Defendant's branch office, out of which Coleman worked, was managed by Karl Koch, and Steven Hinkley was the office manager trainee, having worked in that capacity for only three months. Among other duties, Hinkley was responsible for hiring and supervising the technicians and had investigated, interviewed and hired Coleman. Koch was responsible for training Hinkley, whose prior experience in hiring and supervising personnel had been minimal, and acknowledged that his supervision of Hinkley's hiring of Coleman had been limited to counseling him with regard to the Defendant's goals regarding its public image and its employee's attitudes.

Defendant had an elaborate procedure provided in its manuals for the selection of technicians, which procedures were not adhered to by Hinkley in his selection and employment of Coleman. (Neither was Coleman subjected to a six-week training program prescribed by company policy but was sent into residences, alone, to service them after having been accompanied by Hinkley to several residences on but one occasion.) The omissions of Defendant particularly cited by Plaintiff as evidencing culpability in hiring Coleman are its failure to obtain a comprehensive five-year employment background record and hiring him without first obtaining the results of a polygraph test that had been given to him. However, as observed by the Court of Appeals, "* * * an exhaustive background check would have revealed an unremarkable employment history in Coleman's case, that is, no fact which would have put Orkin on notice" that an injury, such as is here involved, was likely to occur as a result of Orkin's proposed employment of Coleman.

*1021 Had Defendant's manual of procedure been followed, Hinkley may have learned that his statements as to his prior employment were incomplete and in some respects misleading, and the following stated adverse matters probably would have been revealed; Coleman had been suspended for ten days from his previous job as a security guard for being absent without permission, lying about his whereabouts and being derelict in his duties. He had been discharged from a job three years earlier for absenteeism and for being a "poor worker." He had previously given conflicting answers on job application forms, stating in some that he was in good health and in others that he had left prior employment for "health reasons."

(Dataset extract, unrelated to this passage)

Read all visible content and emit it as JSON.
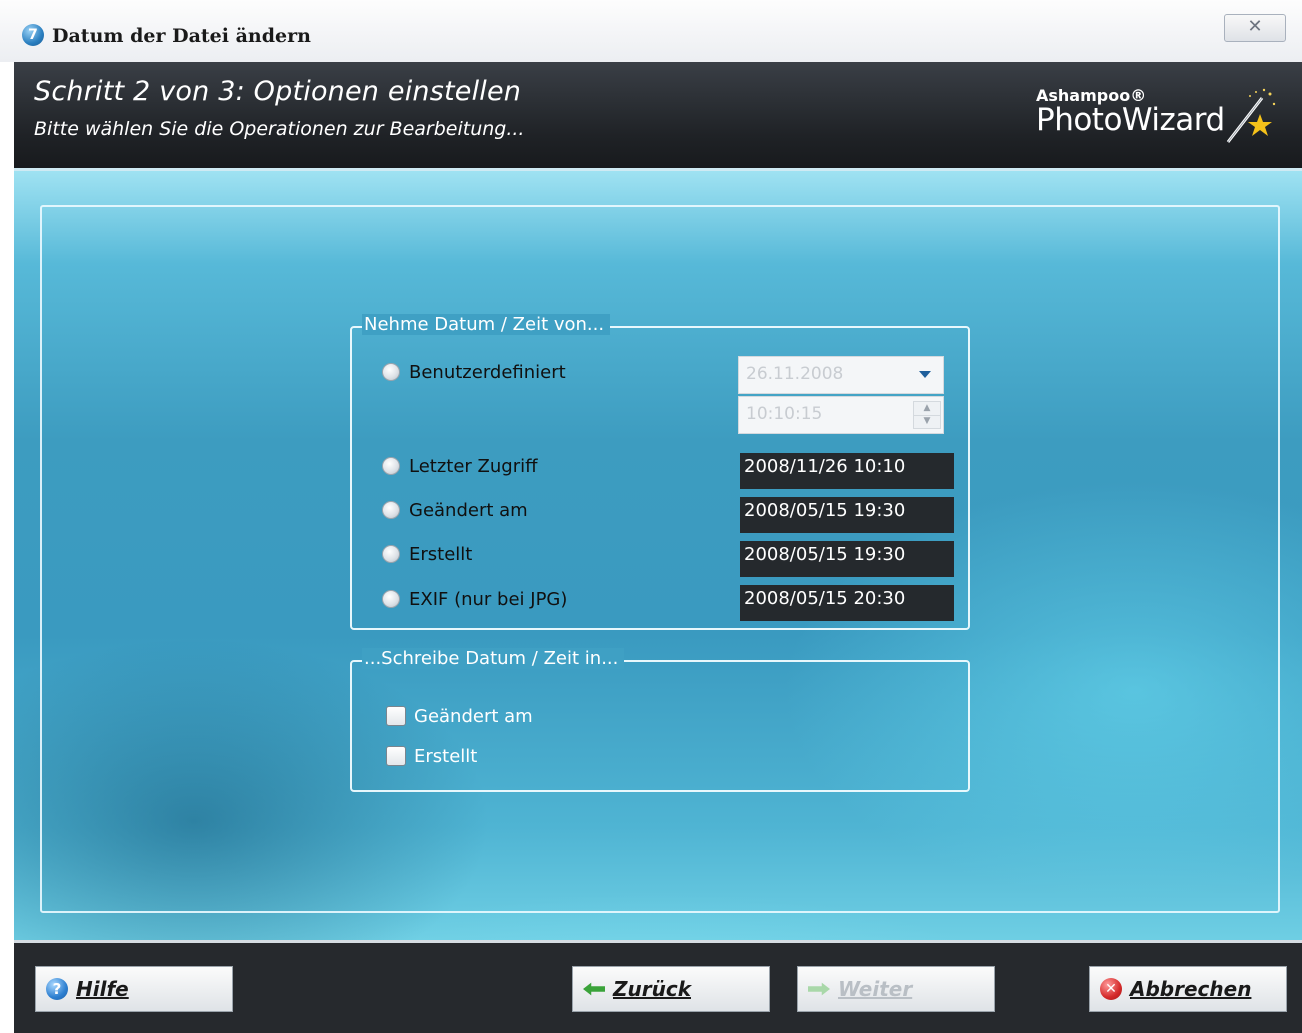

It was Defendant's policy to put technicians into homes, without supervision, only after the second week of the six-week training program. During the third and through the sixth week, they could go without supervision, except for two hours daily, after which time they were regarded as being fully qualified to perform their work unsupervised. This policy was not adhered to in Coleman's case. Rather, he was subjected to "on the job training for at least several days," supplied with some orientation materials and viewed some training films. Except for one day, Coleman's on-the-job training was provided by two other technicians; and Hinkley, whose responsibility it was to train Coleman went with him on but one day to service the homes of several customers.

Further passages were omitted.